Aviation Desk|Friday 19 June 2026|5 min read
AirAsia X's Kuala Lumpur-London @ $43: One War Changed Everything

Tony Fernandes has called London AirAsia X's "most wanted route" since at least 2014. He first tried to conquer it in 2009. He failed in 2012. He tried again in 2023, and the economics weren't right. In February 2026, he announced the most audacious attempt yet--a Kuala Lumpur–Bahrain–London Gatwick daily service at introductory fares starting from RM199--roughly ₹3,700, or about $43-- making it the cheapest long-haul ticket to the UK from Southeast Asia by a margin that would make legacy airline CFOs wince.

Then the Iran war broke out. And AirAsia X's London dream was delayed again.

This is the story of aviation's most persistent budget gamble, and why this time, despite everything, it might actually work.

The 2012 Failure: Full Planes, Empty Wallets

The first chapter of this story ended in humiliation. AirAsia X launched London Stansted in 2009, switched to Gatwick in 2011, and shut the whole thing down in January 2012, taking Paris with it.

The brutal irony was that the flights weren't failing on demand. Load factors on the London and Paris routes were above 80%. People desperately wanted a cheap flight from Southeast Asia to Europe. They were buying the seats. The problem was that every seat was being filled at a price that didn't cover the cost of flying it.

Three structural poisons killed the route. First, AirAsia X was flying four-engine Airbus A340-300s — aircraft that were already a decade old, with fuel burn economics that belonged to another era of oil prices. Four engines burn roughly twice as much fuel as two. On a 13-hour sector, that difference is existential for a low-cost carrier. Second, UK Air Passenger Duty, one of the highest aviation taxes in the world was eating into every fare. Third, the European economy was in post-financial-crisis depression, and AirAsia X's price-sensitive passengers were among the first to cancel discretionary travel.

2026: A Different Aircraft, a Different Hub, the Same Ambition

AirAsia X's third attempt is structurally different in almost every way that mattered in 2012.

The A340-300 is gone. In its place is the Airbus A330-300, a 367-seat twin-engine widebody with fuel economics dramatically better than its predecessor. Two engines instead of four changes the entire cost structure of a 16-hour sector. It is not enough on its own long-haul LCC economics are still brutally thin but it is a necessary foundation.

The more radical innovation is the hub strategy. Rather than flying nonstop from Kuala Lumpur to London-a 13-14 hour sector that requires the maximum-range variant of an A330-AirAsia X is routing through Bahrain. This serves three purposes simultaneously. It makes the A330-300's range work without strain.
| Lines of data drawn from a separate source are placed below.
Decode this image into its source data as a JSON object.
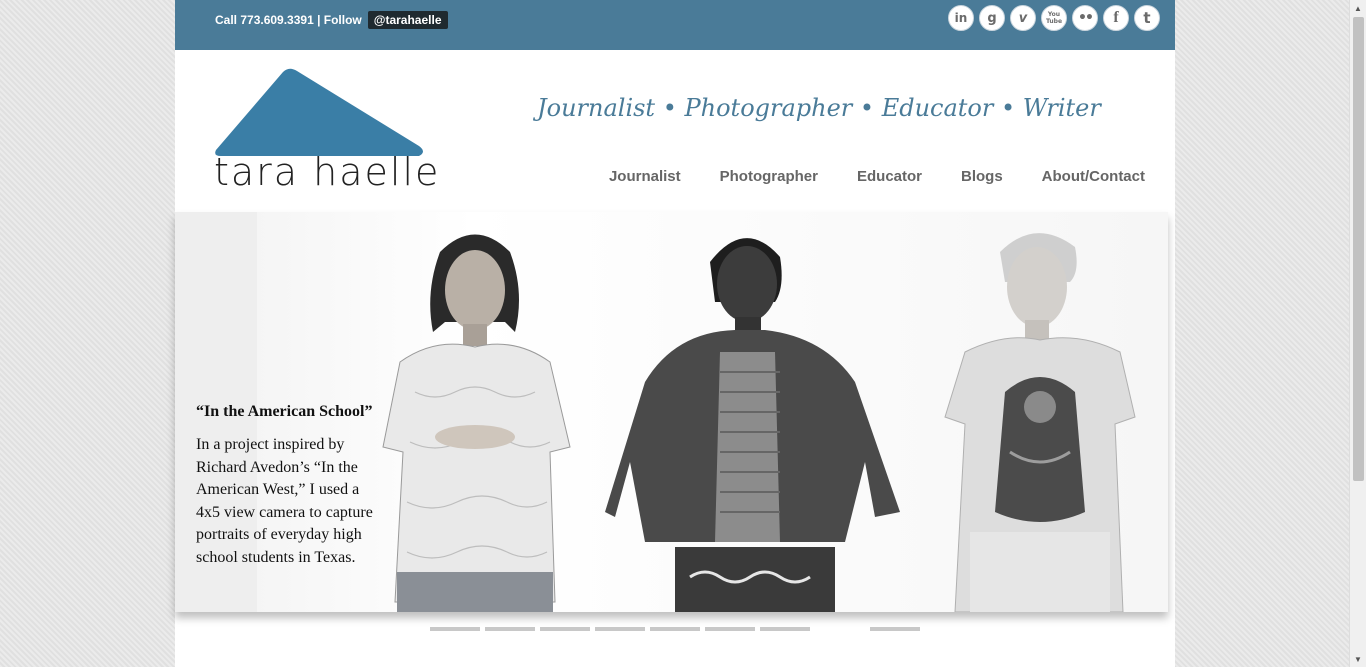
{
  "header": {
    "contact_prefix": "Call 773.609.3391 | Follow",
    "twitter_handle": "@tarahaelle",
    "social": [
      {
        "icon": "linkedin-icon",
        "glyph": "in"
      },
      {
        "icon": "google-plus-icon",
        "glyph": "g"
      },
      {
        "icon": "vimeo-icon",
        "glyph": "v"
      },
      {
        "icon": "youtube-icon",
        "glyph": "You Tube"
      },
      {
        "icon": "flickr-icon",
        "glyph": "••"
      },
      {
        "icon": "facebook-icon",
        "glyph": "f"
      },
      {
        "icon": "twitter-icon",
        "glyph": "t"
      }
    ]
  },
  "brand": {
    "name": "tara haelle",
    "tagline": "Journalist • Photographer • Educator • Writer",
    "logo_color": "#3a7ea6"
  },
  "nav": [
    "Journalist",
    "Photographer",
    "Educator",
    "Blogs",
    "About/Contact"
  ],
  "hero": {
    "title": "“In the American School”",
    "body": "In a project inspired by Richard Avedon’s “In the American West,” I used a 4x5 view camera to capture portraits of everyday high school students in Texas."
  },
  "slider": {
    "slides": 9,
    "empty_index": 7
  },
  "colors": {
    "topbar": "#4a7b98",
    "page_bg": "#e4e4e4"
  }
}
It positions Bahrain International Airport, which is actively courting carriers displaced from Gulf airspace, as AirAsia X's first hub outside Asia. And it creates a natural stopover point that could, in future, be used to feed passengers from other markets including India, onto the London sector.

The Indian dimension is not theoretical. In 2012, AirAsia X also pulled out of Mumbai and Delhi, citing visa restrictions and punishing airport fee hikes. Today, with India being the world's fastest-growing aviation market and Bahrain positioning itself as an accessible Gulf gateway, the KUL–BAH–LGW triangle has an obvious Indian extension. If AirAsia X eventually adds Delhi or Mumbai to the Bahrain hub, Indian travellers gain a credible budget option to the UK, one that doesn't require paying full-service fares on Emirates, British Airways or Air India.